Through July 25, shootings involving fully-automatic guns are up a staggering 338%.

The number of shootings in Minneapolis involving fully-automatic gunfire is up 338% from 2021, according to data provided to Bring Me The News. 

There have been 171 ShotSpotter activations detecting fully-automatic gunfire in Minneapolis through July 25, according to data from the Minneapolis Police Department. Those 171 shootings fired off 1,799 bullets. 

ShotSpotter detected only 39 fully-automatic incidents during the same time frame last year and there were none through the same date in 2020, when the first fully-automatic ShotSpotter activation didn't come until mid-August. 

The latest incident happened at 9:23 p.m. Thursday near N. 1st Ave. and N. 4th St. in downtown Minneapolis, with Minneapolis police saying officers were responding to a report of "people with guns in the parking lot near the intersection" when shots were fired, including the "sound of fully automatic gunfire."

Police believe some shots came from a stolen SUV that was driving through the area, which eventually crashed and the people in it fled. Four men wound up being arrested including one who allegedly punched a cop in the face, causing minor injuries. 

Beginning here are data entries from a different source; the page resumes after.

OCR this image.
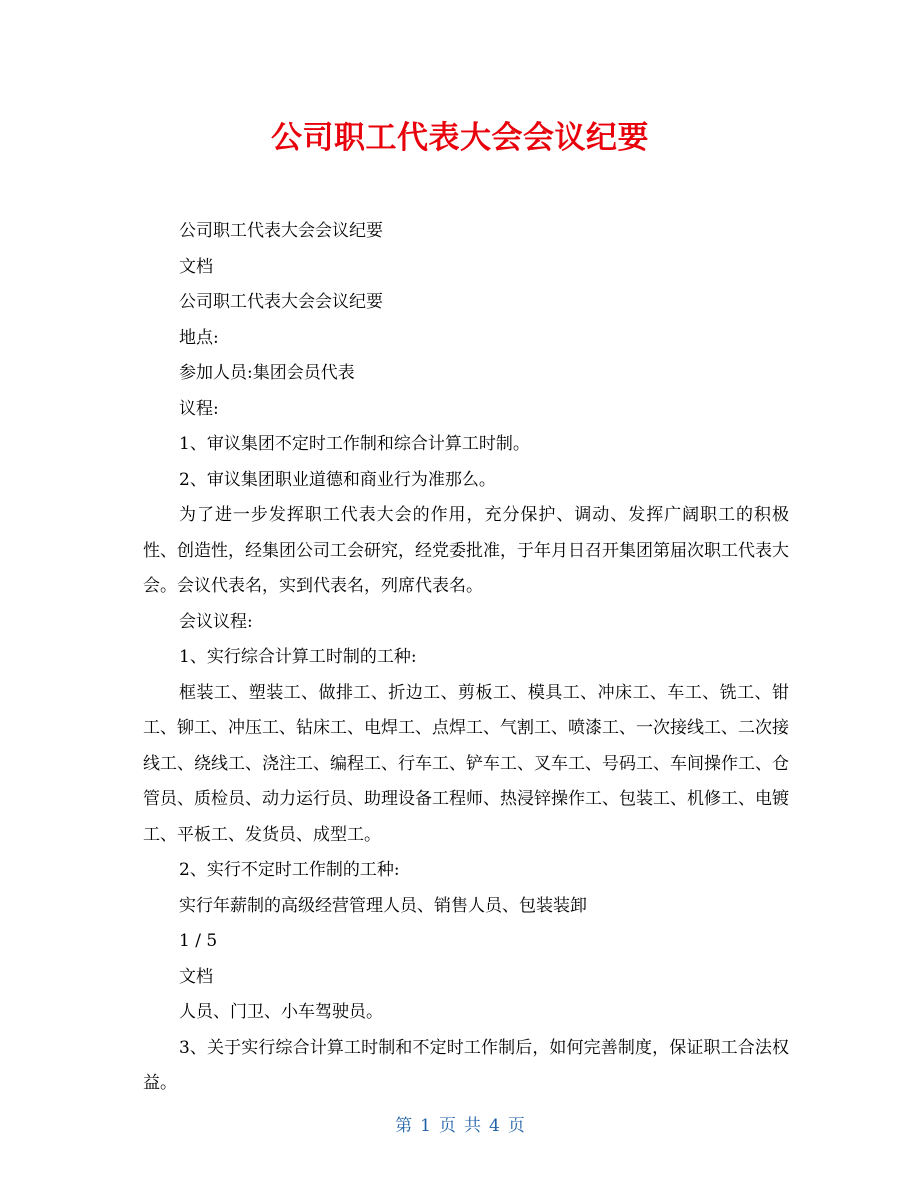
公司职工代表大会会议纪要

公司职工代表大会会议纪要

文档

公司职工代表大会会议纪要

地点:

参加人员:集团会员代表

议程:

1、审议集团不定时工作制和综合计算工时制。

2、审议集团职业道德和商业行为准那么。

为了进一步发挥职工代表大会的作用，充分保护、调动、发挥广阔职工的积极性、创造性，经集团公司工会研究，经党委批准，于年月日召开集团第届次职工代表大会。会议代表名，实到代表名，列席代表名。

会议议程:

1、实行综合计算工时制的工种:

框装工、塑装工、做排工、折边工、剪板工、模具工、冲床工、车工、铣工、钳工、铆工、冲压工、钻床工、电焊工、点焊工、气割工、喷漆工、一次接线工、二次接线工、绕线工、浇注工、编程工、行车工、铲车工、叉车工、号码工、车间操作工、仓管员、质检员、动力运行员、助理设备工程师、热浸锌操作工、包装工、机修工、电镀工、平板工、发货员、成型工。

2、实行不定时工作制的工种:

实行年薪制的高级经营管理人员、销售人员、包装装卸

1 / 5

文档

人员、门卫、小车驾驶员。

3、关于实行综合计算工时制和不定时工作制后，如何完善制度，保证职工合法权益。

第 1 页 共 4 页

It was the fourth time in three days that MPD documented fully-automatic gunfire, and it happened as a crowd gathered for a vigil from a homicide that took place in the area earlier Thursday – that too involved a fully-automatic weapon. 

On Wednesday night a 14-year-old boy was shot in the face, with 911 callers reporting the sound of fully-automatic weapons. 

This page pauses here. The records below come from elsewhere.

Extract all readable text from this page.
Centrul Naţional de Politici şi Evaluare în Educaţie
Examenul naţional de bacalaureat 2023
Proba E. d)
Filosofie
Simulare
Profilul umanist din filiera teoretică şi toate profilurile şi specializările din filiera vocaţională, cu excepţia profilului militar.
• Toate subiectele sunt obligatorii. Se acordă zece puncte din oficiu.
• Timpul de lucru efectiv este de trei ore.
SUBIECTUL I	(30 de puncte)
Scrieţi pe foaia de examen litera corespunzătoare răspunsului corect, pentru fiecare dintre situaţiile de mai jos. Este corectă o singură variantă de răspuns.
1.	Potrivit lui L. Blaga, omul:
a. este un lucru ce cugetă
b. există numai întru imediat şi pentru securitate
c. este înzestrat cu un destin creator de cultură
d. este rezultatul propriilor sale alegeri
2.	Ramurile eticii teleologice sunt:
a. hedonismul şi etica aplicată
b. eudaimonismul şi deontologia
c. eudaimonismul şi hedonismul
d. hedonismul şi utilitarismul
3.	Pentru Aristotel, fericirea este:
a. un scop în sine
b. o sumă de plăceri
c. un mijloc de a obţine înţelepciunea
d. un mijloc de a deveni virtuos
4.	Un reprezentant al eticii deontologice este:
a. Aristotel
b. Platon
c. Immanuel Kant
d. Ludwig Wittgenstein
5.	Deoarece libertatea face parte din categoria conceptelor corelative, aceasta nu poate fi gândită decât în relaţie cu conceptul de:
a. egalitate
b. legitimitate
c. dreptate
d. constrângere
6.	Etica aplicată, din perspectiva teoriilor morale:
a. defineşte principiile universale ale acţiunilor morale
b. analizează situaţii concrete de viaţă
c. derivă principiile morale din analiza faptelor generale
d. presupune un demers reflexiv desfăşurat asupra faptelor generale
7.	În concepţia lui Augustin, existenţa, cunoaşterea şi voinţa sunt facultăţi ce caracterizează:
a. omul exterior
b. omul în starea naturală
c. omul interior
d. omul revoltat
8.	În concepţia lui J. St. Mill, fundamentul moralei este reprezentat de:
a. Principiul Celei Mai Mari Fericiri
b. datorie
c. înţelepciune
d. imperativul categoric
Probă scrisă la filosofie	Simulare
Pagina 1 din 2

“As more bullets are being fired from guns, it just makes the chance that other people, even innocent bystanders, are going to be struck,” Minneapolis police spokesperson Garrett Parten said Thursday.

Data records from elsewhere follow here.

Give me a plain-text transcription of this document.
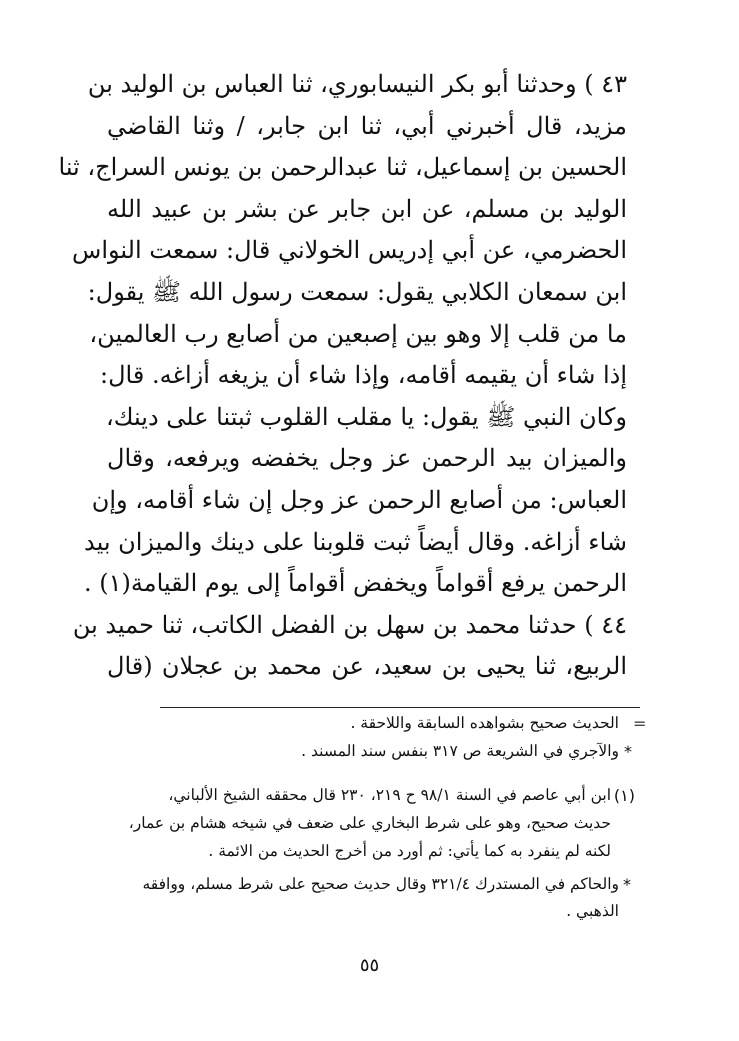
٤٣ ) وحدثنا أبو بكر النيسابوري، ثنا العباس بن الوليد بن
مزيد، قال أخبرني أبي، ثنا ابن جابر، / وثنا القاضي
الحسين بن إسماعيل، ثنا عبدالرحمن بن يونس السراج، ثنا
الوليد بن مسلم، عن ابن جابر عن بشر بن عبيد الله
الحضرمي، عن أبي إدريس الخولاني قال: سمعت النواس
ابن سمعان الكلابي يقول: سمعت رسول الله ﷺ يقول:
ما من قلب إلا وهو بين إصبعين من أصابع رب العالمين،
إذا شاء أن يقيمه أقامه، وإذا شاء أن يزيغه أزاغه. قال:
وكان النبي ﷺ يقول: يا مقلب القلوب ثبتنا على دينك،
والميزان بيد الرحمن عز وجل يخفضه ويرفعه، وقال
العباس: من أصابع الرحمن عز وجل إن شاء أقامه، وإن
شاء أزاغه. وقال أيضاً ثبت قلوبنا على دينك والميزان بيد
الرحمن يرفع أقواماً ويخفض أقواماً إلى يوم القيامة(١) .
٤٤ ) حدثنا محمد بن سهل بن الفضل الكاتب، ثنا حميد بن
الربيع، ثنا يحيى بن سعيد، عن محمد بن عجلان (قال
=
الحديث صحيح بشواهده السابقة واللاحقة .
*
والآجري في الشريعة ص ٣١٧ بنفس سند المسند .
(١)
ابن أبي عاصم في السنة ٩٨/١ ح ٢١٩، ٢٣٠ قال محققه الشيخ الألباني،
حديث صحيح، وهو على شرط البخاري على ضعف في شيخه هشام بن عمار،
لكنه لم ينفرد به كما يأتي: ثم أورد من أخرج الحديث من الائمة .
*
والحاكم في المستدرك ٣٢١/٤ وقال حديث صحيح على شرط مسلم، ووافقه
الذهبي .
٥٥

On Tuesday, homes and the 4th Precinct were struck by bullets. Again, the gun was equipped with an auto sear, which turns the firearm into a fully-automatic weapon. 

Fully-automatic weapons are effectively machine guns, which have "become a huge problem in the Twin Cities," says Ashlee Sherrill, public information officer at the St. Paul Field Division of the Bureau of Alcohol, Tobacco, Firearms and Explosives (ATF). 

The ATF has brought in additional agents to focus on getting small devices known as auto sears off the streets. An auto sear converts a semi-automatic gun into a fully-automatic weapon, and they can be purchased on the black market for low cost, shipped from other countries and even 3D printed. 

Auto sears are banned at the local, state and federal levels. Cops can't even use them. 

"We need the communities’ help in addressing this issue," Sherill told Bring Me The News. "If anyone is aware of someone in possession of an auto sear conversion device or know who may be selling or manufacturing them, please contact ATF or your local police/sheriff." 

Tips can be provided by calling 1-888-283-8477 or emailing ATFTips@atf.gov. 

Under Minnesota law, anyone in possession of a gun with fully-automatic capability, (a machine gun, trigger activator or machine gun conversion kit) can be sent to prison for up to five years along with a fine up to $10,000. 

Note: ShotSpotter has been in Minneapolis for 15 years and uses smart technology to trace gunshot locations and the type of rounds fired. The tech uses acoustic sensors that send geographic data to law enforcement.